Описанные случаи относятся к так называемой статической прочности самолета. Есть еще понятие прочности динамической. С первых лет авиации её преследовало грозное, опасное явление ФЛАТТЕР. Это вибрация, наступающая на определенной скорости полета с бы-стронарастающей амплитудой, приводящей к разрушению конструкции самолета. Это явление стало объектом исследования ученых. Еще в тридцатые годы была выяснена аэродинамическая природа этого явления. Было определено понятие критической скорости, при которой наступает флаттер. Задачей летных и теоретических исследований стало определение этой скорости и возможностей её увеличения за пределы эксплуатционных значений. Первые летные исследования на эту тему проводил в 1940 году летчик-испытатель ЦАГИ и ЛИИ М.Л.Галлай. Полет по этой программе чуть не кончился катастрофой. Самолет был деформирован до полного списания и с. большим трудом посажен. В том же году из-за флаттер-ного разрушения на самолете Поликарпова СПБ погиб летчик-испытатель М. А. Липкин.
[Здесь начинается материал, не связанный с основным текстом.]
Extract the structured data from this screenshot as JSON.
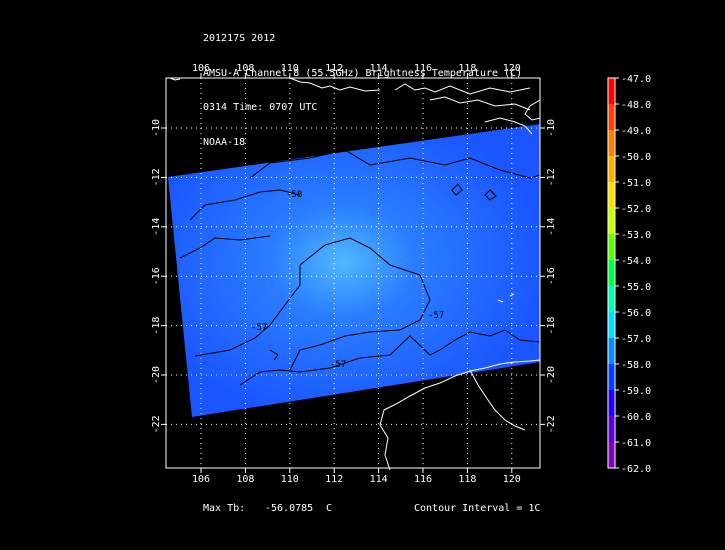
{
  "header": {
    "line1": "201217S 2012",
    "line2": "AMSU-A Channel 8 (55.5GHz) Brightness Temperature (C)",
    "line3": "0314 Time: 0707 UTC",
    "line4": "NOAA-18"
  },
  "map": {
    "lon_ticks": [
      "106",
      "108",
      "110",
      "112",
      "114",
      "116",
      "118",
      "120"
    ],
    "lat_ticks": [
      "-10",
      "-12",
      "-14",
      "-16",
      "-18",
      "-20",
      "-22"
    ],
    "contour_labels": [
      "-58",
      "-57",
      "-57",
      "-57"
    ]
  },
  "colorbar": {
    "labels": [
      "-47.0",
      "-48.0",
      "-49.0",
      "-50.0",
      "-51.0",
      "-52.0",
      "-53.0",
      "-54.0",
      "-55.0",
      "-56.0",
      "-57.0",
      "-58.0",
      "-59.0",
      "-60.0",
      "-61.0",
      "-62.0"
    ],
    "colors": [
      "#ff0000",
      "#ff4000",
      "#ff8000",
      "#ffb000",
      "#ffe000",
      "#c8ff00",
      "#60ff00",
      "#00ff40",
      "#00ffb0",
      "#00e0ff",
      "#0090ff",
      "#0040ff",
      "#2000ff",
      "#6000e0",
      "#8000c0",
      "#ffffff"
    ]
  },
  "footer": {
    "max_tb_label": "Max Tb:",
    "max_tb_value": "-56.0785",
    "max_tb_unit": "C",
    "contour_interval": "Contour Interval = 1C"
  },
  "colors": {
    "swath": "#1a55ff",
    "swath_warm": "#3fa0ff",
    "land_outline": "#ffffff",
    "contour": "#000000"
  }
}
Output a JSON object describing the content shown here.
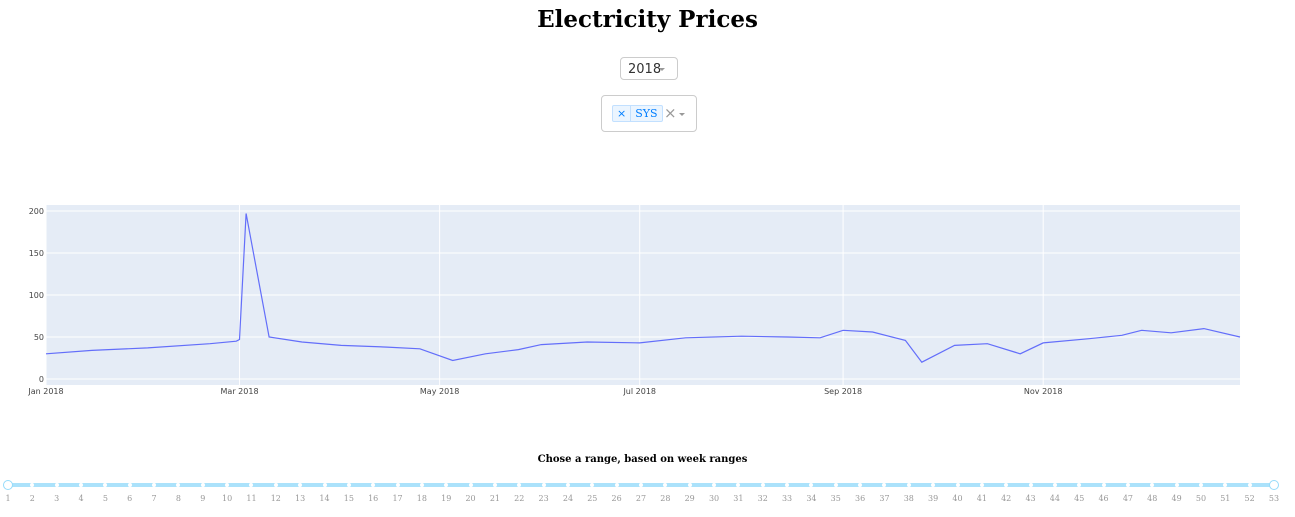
{
  "page": {
    "title": "Electricity Prices"
  },
  "year_dropdown": {
    "value": "2018"
  },
  "area_dropdown": {
    "tags": [
      "SYS"
    ],
    "clear_symbol": "×",
    "remove_symbol": "×"
  },
  "chart_data": {
    "type": "line",
    "title": "",
    "xlabel": "",
    "ylabel": "",
    "series": [
      {
        "name": "SYS",
        "color": "#636efa",
        "x": [
          "2018-01-01",
          "2018-01-15",
          "2018-02-01",
          "2018-02-20",
          "2018-02-28",
          "2018-03-01",
          "2018-03-03",
          "2018-03-10",
          "2018-03-20",
          "2018-04-01",
          "2018-04-15",
          "2018-04-25",
          "2018-05-05",
          "2018-05-15",
          "2018-05-25",
          "2018-06-01",
          "2018-06-15",
          "2018-07-01",
          "2018-07-15",
          "2018-08-01",
          "2018-08-15",
          "2018-08-25",
          "2018-09-01",
          "2018-09-10",
          "2018-09-20",
          "2018-09-25",
          "2018-10-05",
          "2018-10-15",
          "2018-10-25",
          "2018-11-01",
          "2018-11-15",
          "2018-11-25",
          "2018-12-01",
          "2018-12-10",
          "2018-12-20",
          "2018-12-31"
        ],
        "y": [
          30,
          34,
          37,
          42,
          45,
          47,
          197,
          50,
          44,
          40,
          38,
          36,
          22,
          30,
          35,
          41,
          44,
          43,
          49,
          51,
          50,
          49,
          58,
          56,
          46,
          20,
          40,
          42,
          30,
          43,
          48,
          52,
          58,
          55,
          60,
          50
        ]
      }
    ],
    "xlim": [
      "2018-01-01",
      "2018-12-31"
    ],
    "ylim": [
      0,
      200
    ],
    "y_ticks": [
      "0",
      "50",
      "100",
      "150",
      "200"
    ],
    "x_ticks": [
      {
        "date": "2018-01-01",
        "label": "Jan 2018"
      },
      {
        "date": "2018-03-01",
        "label": "Mar 2018"
      },
      {
        "date": "2018-05-01",
        "label": "May 2018"
      },
      {
        "date": "2018-07-01",
        "label": "Jul 2018"
      },
      {
        "date": "2018-09-01",
        "label": "Sep 2018"
      },
      {
        "date": "2018-11-01",
        "label": "Nov 2018"
      }
    ],
    "grid": true,
    "plot_bg": "#e5ecf6"
  },
  "week_slider": {
    "label": "Chose a range, based on week ranges",
    "min": 1,
    "max": 53,
    "range": [
      1,
      53
    ],
    "marks": [
      "1",
      "2",
      "3",
      "4",
      "5",
      "6",
      "7",
      "8",
      "9",
      "10",
      "11",
      "12",
      "13",
      "14",
      "15",
      "16",
      "17",
      "18",
      "19",
      "20",
      "21",
      "22",
      "23",
      "24",
      "25",
      "26",
      "27",
      "28",
      "29",
      "30",
      "31",
      "32",
      "33",
      "34",
      "35",
      "36",
      "37",
      "38",
      "39",
      "40",
      "41",
      "42",
      "43",
      "44",
      "45",
      "46",
      "47",
      "48",
      "49",
      "50",
      "51",
      "52",
      "53"
    ],
    "track_color": "#abe2fb"
  }
}
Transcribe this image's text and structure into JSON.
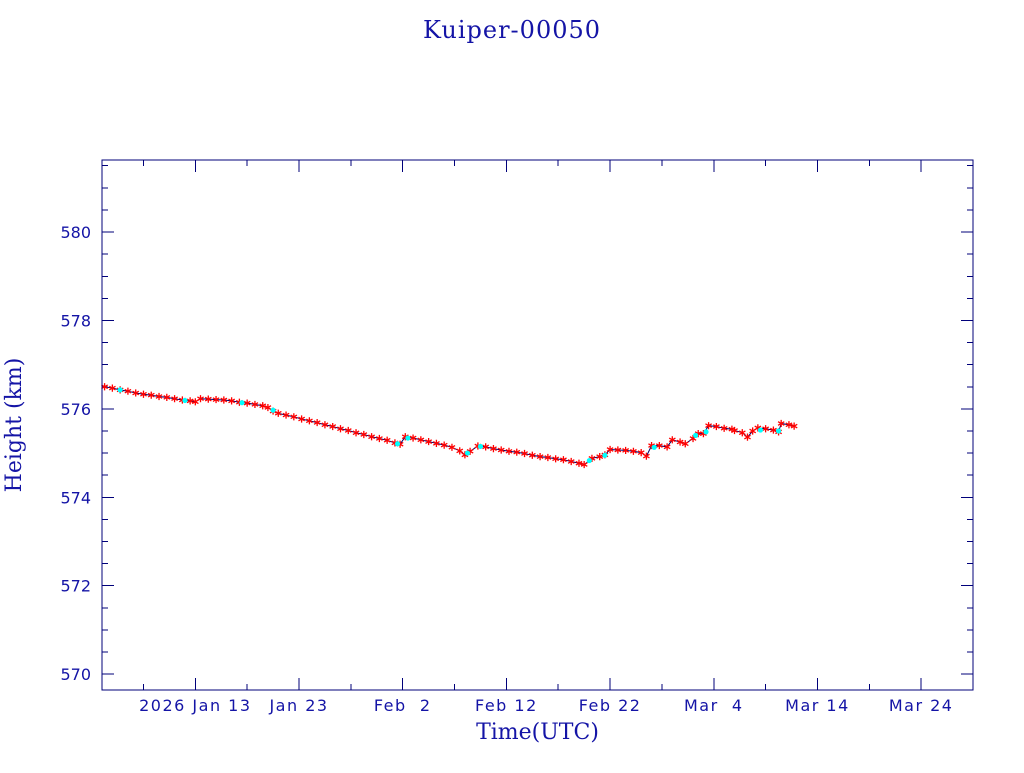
{
  "chart_data": {
    "type": "line",
    "title": "Kuiper-00050",
    "xlabel": "Time(UTC)",
    "ylabel": "Height (km)",
    "xlim": [
      "2026-01-04",
      "2026-03-29"
    ],
    "ylim": [
      569.64,
      581.63
    ],
    "xticks": [
      "2026-01-13",
      "2026-01-23",
      "2026-02-02",
      "2026-02-12",
      "2026-02-22",
      "2026-03-04",
      "2026-03-14",
      "2026-03-24"
    ],
    "xtick_labels": [
      "2026 Jan 13",
      "Jan 23",
      "Feb  2",
      "Feb 12",
      "Feb 22",
      "Mar  4",
      "Mar 14",
      "Mar 24"
    ],
    "yticks": [
      570,
      572,
      574,
      576,
      578,
      580
    ],
    "grid": false,
    "series": [
      {
        "marker": "asterisk",
        "color": "#ff0000",
        "line_color": "#000066",
        "x": [
          "2026-01-04T06:00",
          "2026-01-05T00:00",
          "2026-01-05T18:00",
          "2026-01-06T12:00",
          "2026-01-07T06:00",
          "2026-01-08T00:00",
          "2026-01-08T18:00",
          "2026-01-09T12:00",
          "2026-01-10T06:00",
          "2026-01-11T00:00",
          "2026-01-11T18:00",
          "2026-01-12T12:00",
          "2026-01-13T00:00",
          "2026-01-13T12:00",
          "2026-01-14T06:00",
          "2026-01-15T00:00",
          "2026-01-15T18:00",
          "2026-01-16T12:00",
          "2026-01-17T06:00",
          "2026-01-18T00:00",
          "2026-01-18T18:00",
          "2026-01-19T12:00",
          "2026-01-20T00:00",
          "2026-01-20T12:00",
          "2026-01-21T00:00",
          "2026-01-21T18:00",
          "2026-01-22T12:00",
          "2026-01-23T06:00",
          "2026-01-24T00:00",
          "2026-01-24T18:00",
          "2026-01-25T12:00",
          "2026-01-26T06:00",
          "2026-01-27T00:00",
          "2026-01-27T18:00",
          "2026-01-28T12:00",
          "2026-01-29T06:00",
          "2026-01-30T00:00",
          "2026-01-30T18:00",
          "2026-01-31T12:00",
          "2026-02-01T06:00",
          "2026-02-01T18:00",
          "2026-02-02T06:00",
          "2026-02-03T00:00",
          "2026-02-03T18:00",
          "2026-02-04T12:00",
          "2026-02-05T06:00",
          "2026-02-06T00:00",
          "2026-02-06T18:00",
          "2026-02-07T12:00",
          "2026-02-08T00:00",
          "2026-02-08T12:00",
          "2026-02-09T06:00",
          "2026-02-10T00:00",
          "2026-02-10T18:00",
          "2026-02-11T12:00",
          "2026-02-12T06:00",
          "2026-02-13T00:00",
          "2026-02-13T18:00",
          "2026-02-14T12:00",
          "2026-02-15T06:00",
          "2026-02-16T00:00",
          "2026-02-16T18:00",
          "2026-02-17T12:00",
          "2026-02-18T06:00",
          "2026-02-19T00:00",
          "2026-02-19T12:00",
          "2026-02-20T06:00",
          "2026-02-21T00:00",
          "2026-02-21T12:00",
          "2026-02-22T00:00",
          "2026-02-22T18:00",
          "2026-02-23T12:00",
          "2026-02-24T06:00",
          "2026-02-25T00:00",
          "2026-02-25T12:00",
          "2026-02-26T00:00",
          "2026-02-26T18:00",
          "2026-02-27T12:00",
          "2026-02-28T00:00",
          "2026-02-28T18:00",
          "2026-03-01T06:00",
          "2026-03-02T00:00",
          "2026-03-02T12:00",
          "2026-03-03T00:00",
          "2026-03-03T12:00",
          "2026-03-04T06:00",
          "2026-03-05T00:00",
          "2026-03-05T18:00",
          "2026-03-06T00:00",
          "2026-03-06T18:00",
          "2026-03-07T06:00",
          "2026-03-07T18:00",
          "2026-03-08T06:00",
          "2026-03-09T00:00",
          "2026-03-09T18:00",
          "2026-03-10T06:00",
          "2026-03-10T12:00",
          "2026-03-11T06:00",
          "2026-03-11T18:00"
        ],
        "y": [
          576.5,
          576.47,
          576.43,
          576.4,
          576.36,
          576.33,
          576.31,
          576.28,
          576.26,
          576.23,
          576.2,
          576.18,
          576.16,
          576.23,
          576.22,
          576.21,
          576.2,
          576.18,
          576.15,
          576.13,
          576.1,
          576.07,
          576.03,
          575.95,
          575.9,
          575.86,
          575.82,
          575.77,
          575.73,
          575.69,
          575.64,
          575.6,
          575.55,
          575.51,
          575.46,
          575.42,
          575.37,
          575.33,
          575.29,
          575.23,
          575.2,
          575.37,
          575.34,
          575.3,
          575.26,
          575.22,
          575.18,
          575.13,
          575.05,
          574.96,
          575.04,
          575.16,
          575.14,
          575.1,
          575.07,
          575.04,
          575.02,
          574.99,
          574.95,
          574.92,
          574.9,
          574.87,
          574.85,
          574.81,
          574.77,
          574.74,
          574.88,
          574.92,
          574.96,
          575.08,
          575.07,
          575.06,
          575.04,
          575.01,
          574.93,
          575.17,
          575.17,
          575.14,
          575.3,
          575.25,
          575.21,
          575.33,
          575.44,
          575.44,
          575.62,
          575.6,
          575.56,
          575.54,
          575.51,
          575.46,
          575.36,
          575.5,
          575.57,
          575.55,
          575.52,
          575.48,
          575.67,
          575.64,
          575.61
        ]
      },
      {
        "marker": "dot",
        "color": "#00ffff",
        "x": [
          "2026-01-05T18:00",
          "2026-01-12T00:00",
          "2026-01-17T12:00",
          "2026-01-20T12:00",
          "2026-02-01T12:00",
          "2026-02-02T12:00",
          "2026-02-08T06:00",
          "2026-02-09T12:00",
          "2026-02-20T00:00",
          "2026-02-21T12:00",
          "2026-02-26T06:00",
          "2026-03-02T06:00",
          "2026-03-03T06:00",
          "2026-03-08T12:00",
          "2026-03-10T06:00"
        ],
        "y": [
          576.43,
          576.19,
          576.14,
          575.97,
          575.21,
          575.34,
          575.0,
          575.15,
          574.83,
          574.95,
          575.13,
          575.4,
          575.48,
          575.52,
          575.5
        ]
      }
    ]
  },
  "colors": {
    "text": "#1414a6",
    "frame": "#00007a",
    "background": "#ffffff"
  }
}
В дальнейшем, к счастью, результаты теоретических и лабораторных исследований оказались очень эффективными, и в последующие годы необходимость в рискованных летных испытаниях отпала. Случаи флаттера имели место на опытных самолетах еще в шестидесятые годы, но уже не носили того разрушительного характера, а летные испытания имели чисто исследовательский характер. Особая роль в победе над флаттером принадлежит М.В.Келдышу, бывшему в тридцатых годах научным сотрудником ЦАГИ (впоследствии президенту Академии наук).
Теперь расскажем, зачем Юлиан Пионтковский делал роковую бочку. Вот что рассказал в 1959 году М.Л.Галлаю А.А.Головин, который в 1940 г. был представителем моторного ОКБ Климова на фирме Яковлева и регулировал моторы на двух первых экземплярах И-26. Пионтковский летал на первом экземпляре, на втором - Корзинщиков. У Пионтковского грелся мотор, так как масляный радиатор был установлен сверху капота, И воздух его обходил. У Корзинщикова радиатор был под мотором, и все было нормально. Корзинщиков после задания крутил над аэродромом бочки, А. Пионтковскому было не до бочек: дай бог сесть, все температуры у красной черты. Но аэродромная молва, которая доходила до Пионтковского, трактовала это так: 'Один может, а другому слабо.'
И вот Юлиан решил тоже крутануть бочку. В то время бочки делались не так, как на современных самолетах. Тогда бочки делались с предварительным созданием перегрузки. Почему крыло отломилось у Пионтковского, а у Корзинщикова - нет? Почему из двух одинаково 'виновных' 'наказанным' был один Пионтковский? Вероятно, Корзинщиков делал бочки с меньшей перегрузкой. В общем это уже капризы проказницы Фортуны. А малопочтенная традиция соревновательности без обоснования профессиональной необходимости сохраняется и до сих пор, и катастрофа Пионтковского по этой причине, к сожалению, не была последней.